You don't have to love someone because you're expected to. And you have every right to feel the way you do about them. I guess though, I wonder why it is you feel the way you do? Do they disrespect you? Do they make your life miserable? Maybe you could describe more what it is that causes you to feel the way you do about them?
I have a great relationship with my ss's 12 and 13. I never thought I would. When I first started dating their dad, I wouldn't meet them until way way later on even though he wanted me to much earlier. I was prepared to not love them, but to just tolerate them and peacefully co-exist. But I've grown attached to them and have grown to love them for the unique people they are. I never thought it would happen because I never imagined I'd be a sm, let alone one that as so involved in the skids lives.
In our case, we were kind of thrown in together and forced to be together w/o fh around so we've developed our own relationship, separate from fh. It really has done wonders to help us come together and form a family unit that stays strong even when fh isn't around.
Maybe if you were in a situation where you had to interact more with them you could develop a better relationship...if you wanted to.
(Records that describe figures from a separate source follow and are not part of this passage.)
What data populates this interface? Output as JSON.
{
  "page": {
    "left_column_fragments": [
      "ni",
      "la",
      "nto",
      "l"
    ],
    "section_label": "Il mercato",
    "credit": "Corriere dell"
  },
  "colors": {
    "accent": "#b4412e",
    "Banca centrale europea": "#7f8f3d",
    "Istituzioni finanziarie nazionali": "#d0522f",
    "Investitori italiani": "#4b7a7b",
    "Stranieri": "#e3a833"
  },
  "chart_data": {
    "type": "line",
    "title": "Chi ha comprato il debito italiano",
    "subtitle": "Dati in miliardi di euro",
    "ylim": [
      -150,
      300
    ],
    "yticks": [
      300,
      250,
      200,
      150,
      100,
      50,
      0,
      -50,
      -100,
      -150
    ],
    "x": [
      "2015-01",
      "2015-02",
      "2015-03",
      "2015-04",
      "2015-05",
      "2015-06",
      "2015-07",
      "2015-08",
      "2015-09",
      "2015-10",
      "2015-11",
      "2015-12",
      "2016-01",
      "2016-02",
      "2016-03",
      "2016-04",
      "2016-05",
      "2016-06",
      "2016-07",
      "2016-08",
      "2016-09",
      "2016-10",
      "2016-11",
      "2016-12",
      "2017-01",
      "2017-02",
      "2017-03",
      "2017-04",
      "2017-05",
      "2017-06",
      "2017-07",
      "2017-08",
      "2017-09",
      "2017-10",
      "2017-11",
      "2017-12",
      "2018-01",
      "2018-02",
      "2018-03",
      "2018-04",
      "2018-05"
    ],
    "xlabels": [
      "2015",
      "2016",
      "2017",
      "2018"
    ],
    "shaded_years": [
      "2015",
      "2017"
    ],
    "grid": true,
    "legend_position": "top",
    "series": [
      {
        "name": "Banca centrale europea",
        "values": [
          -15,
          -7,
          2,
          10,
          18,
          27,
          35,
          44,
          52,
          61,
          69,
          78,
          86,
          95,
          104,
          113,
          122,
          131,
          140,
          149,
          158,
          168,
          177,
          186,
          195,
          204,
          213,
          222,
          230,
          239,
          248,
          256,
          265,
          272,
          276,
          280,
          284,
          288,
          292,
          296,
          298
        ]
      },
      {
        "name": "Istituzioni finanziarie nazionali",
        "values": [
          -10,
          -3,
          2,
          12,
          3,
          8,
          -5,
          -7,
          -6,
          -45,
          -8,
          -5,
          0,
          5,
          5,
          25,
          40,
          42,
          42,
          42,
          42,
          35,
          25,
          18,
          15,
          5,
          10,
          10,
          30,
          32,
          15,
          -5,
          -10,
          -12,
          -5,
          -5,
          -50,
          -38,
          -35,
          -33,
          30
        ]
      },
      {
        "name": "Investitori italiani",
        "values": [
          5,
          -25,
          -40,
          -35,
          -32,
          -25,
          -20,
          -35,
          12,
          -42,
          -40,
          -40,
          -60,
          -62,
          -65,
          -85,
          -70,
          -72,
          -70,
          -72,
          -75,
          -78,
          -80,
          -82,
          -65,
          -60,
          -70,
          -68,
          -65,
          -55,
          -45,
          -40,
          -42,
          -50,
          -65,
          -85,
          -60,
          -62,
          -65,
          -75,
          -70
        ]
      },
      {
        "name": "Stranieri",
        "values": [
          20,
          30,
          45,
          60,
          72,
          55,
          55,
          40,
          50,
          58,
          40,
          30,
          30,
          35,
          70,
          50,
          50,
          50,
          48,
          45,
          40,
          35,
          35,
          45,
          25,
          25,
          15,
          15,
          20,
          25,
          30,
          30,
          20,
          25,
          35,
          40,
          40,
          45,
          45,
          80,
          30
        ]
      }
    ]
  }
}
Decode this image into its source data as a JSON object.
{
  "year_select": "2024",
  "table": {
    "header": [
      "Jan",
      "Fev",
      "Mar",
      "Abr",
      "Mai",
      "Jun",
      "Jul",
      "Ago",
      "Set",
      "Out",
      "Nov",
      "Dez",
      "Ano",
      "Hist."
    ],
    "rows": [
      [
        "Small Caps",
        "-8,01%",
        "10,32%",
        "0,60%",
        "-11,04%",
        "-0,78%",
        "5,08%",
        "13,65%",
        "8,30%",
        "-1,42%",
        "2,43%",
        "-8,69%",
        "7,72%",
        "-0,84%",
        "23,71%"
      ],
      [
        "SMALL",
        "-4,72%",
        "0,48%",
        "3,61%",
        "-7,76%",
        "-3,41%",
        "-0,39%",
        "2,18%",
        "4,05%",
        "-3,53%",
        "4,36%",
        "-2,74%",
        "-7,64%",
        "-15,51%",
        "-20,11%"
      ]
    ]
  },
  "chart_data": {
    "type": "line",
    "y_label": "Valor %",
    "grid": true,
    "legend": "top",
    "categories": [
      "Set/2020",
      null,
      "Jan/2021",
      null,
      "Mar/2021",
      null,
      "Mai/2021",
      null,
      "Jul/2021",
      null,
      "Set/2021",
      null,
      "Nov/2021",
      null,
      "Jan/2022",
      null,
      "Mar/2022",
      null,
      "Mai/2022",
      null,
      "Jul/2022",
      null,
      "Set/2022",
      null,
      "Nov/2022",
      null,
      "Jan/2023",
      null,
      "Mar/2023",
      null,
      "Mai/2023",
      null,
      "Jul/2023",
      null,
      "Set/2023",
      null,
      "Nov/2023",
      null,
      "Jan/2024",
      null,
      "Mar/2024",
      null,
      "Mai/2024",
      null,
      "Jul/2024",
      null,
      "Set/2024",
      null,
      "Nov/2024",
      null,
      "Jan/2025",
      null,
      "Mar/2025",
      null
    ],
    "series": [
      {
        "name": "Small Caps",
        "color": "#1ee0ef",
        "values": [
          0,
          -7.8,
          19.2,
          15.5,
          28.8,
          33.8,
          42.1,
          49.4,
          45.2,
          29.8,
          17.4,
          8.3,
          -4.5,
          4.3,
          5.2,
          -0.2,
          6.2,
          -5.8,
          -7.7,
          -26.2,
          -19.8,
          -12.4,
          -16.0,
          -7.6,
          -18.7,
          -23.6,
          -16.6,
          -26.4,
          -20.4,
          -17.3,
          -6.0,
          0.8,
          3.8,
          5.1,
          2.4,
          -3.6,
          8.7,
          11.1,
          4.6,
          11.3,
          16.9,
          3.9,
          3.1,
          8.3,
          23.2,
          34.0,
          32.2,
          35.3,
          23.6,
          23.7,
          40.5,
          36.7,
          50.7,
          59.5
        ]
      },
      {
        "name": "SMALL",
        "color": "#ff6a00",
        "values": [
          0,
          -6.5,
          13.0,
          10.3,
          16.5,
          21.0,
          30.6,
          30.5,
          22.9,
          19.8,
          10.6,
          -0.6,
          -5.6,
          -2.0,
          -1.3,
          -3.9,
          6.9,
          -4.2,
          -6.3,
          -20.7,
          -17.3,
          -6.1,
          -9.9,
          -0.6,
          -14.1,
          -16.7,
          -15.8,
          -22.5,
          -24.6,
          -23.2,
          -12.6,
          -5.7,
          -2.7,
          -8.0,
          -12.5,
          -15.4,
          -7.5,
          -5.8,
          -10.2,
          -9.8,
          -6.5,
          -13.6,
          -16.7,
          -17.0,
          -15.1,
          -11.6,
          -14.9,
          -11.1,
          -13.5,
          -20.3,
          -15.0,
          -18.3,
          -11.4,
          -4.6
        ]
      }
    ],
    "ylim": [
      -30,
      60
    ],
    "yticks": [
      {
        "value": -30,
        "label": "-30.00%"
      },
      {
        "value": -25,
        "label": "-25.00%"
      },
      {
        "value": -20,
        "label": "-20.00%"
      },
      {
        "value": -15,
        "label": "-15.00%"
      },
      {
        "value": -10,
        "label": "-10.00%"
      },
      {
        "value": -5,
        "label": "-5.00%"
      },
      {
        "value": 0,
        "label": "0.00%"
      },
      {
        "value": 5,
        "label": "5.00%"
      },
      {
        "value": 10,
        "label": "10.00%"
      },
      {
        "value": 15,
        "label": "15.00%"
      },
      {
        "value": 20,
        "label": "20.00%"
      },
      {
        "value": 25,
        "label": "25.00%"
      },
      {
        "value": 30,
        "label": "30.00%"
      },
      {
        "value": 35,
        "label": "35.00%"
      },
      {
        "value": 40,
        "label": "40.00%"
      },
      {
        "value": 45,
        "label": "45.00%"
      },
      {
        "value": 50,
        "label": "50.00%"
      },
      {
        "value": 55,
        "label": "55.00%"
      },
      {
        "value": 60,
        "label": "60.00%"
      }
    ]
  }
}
I mean, are you happy the way things are or did you want to change things?

sarahbernheart's picture

to respect their needs and to want to protect them from harm
and lil t' you made a great point, we are NCP so my interaction time with them is limited and always been with FH, we never really had our own bonding so I am dad's fiance, and nothing more.
and that is ok too
I am not looking for a better or different relationship with them just come to terms with why it is I could careless if I ever saw them again.
If BM took them and moved away - I would not be sad.

"Better a diamond with a flaw than a pebble without one."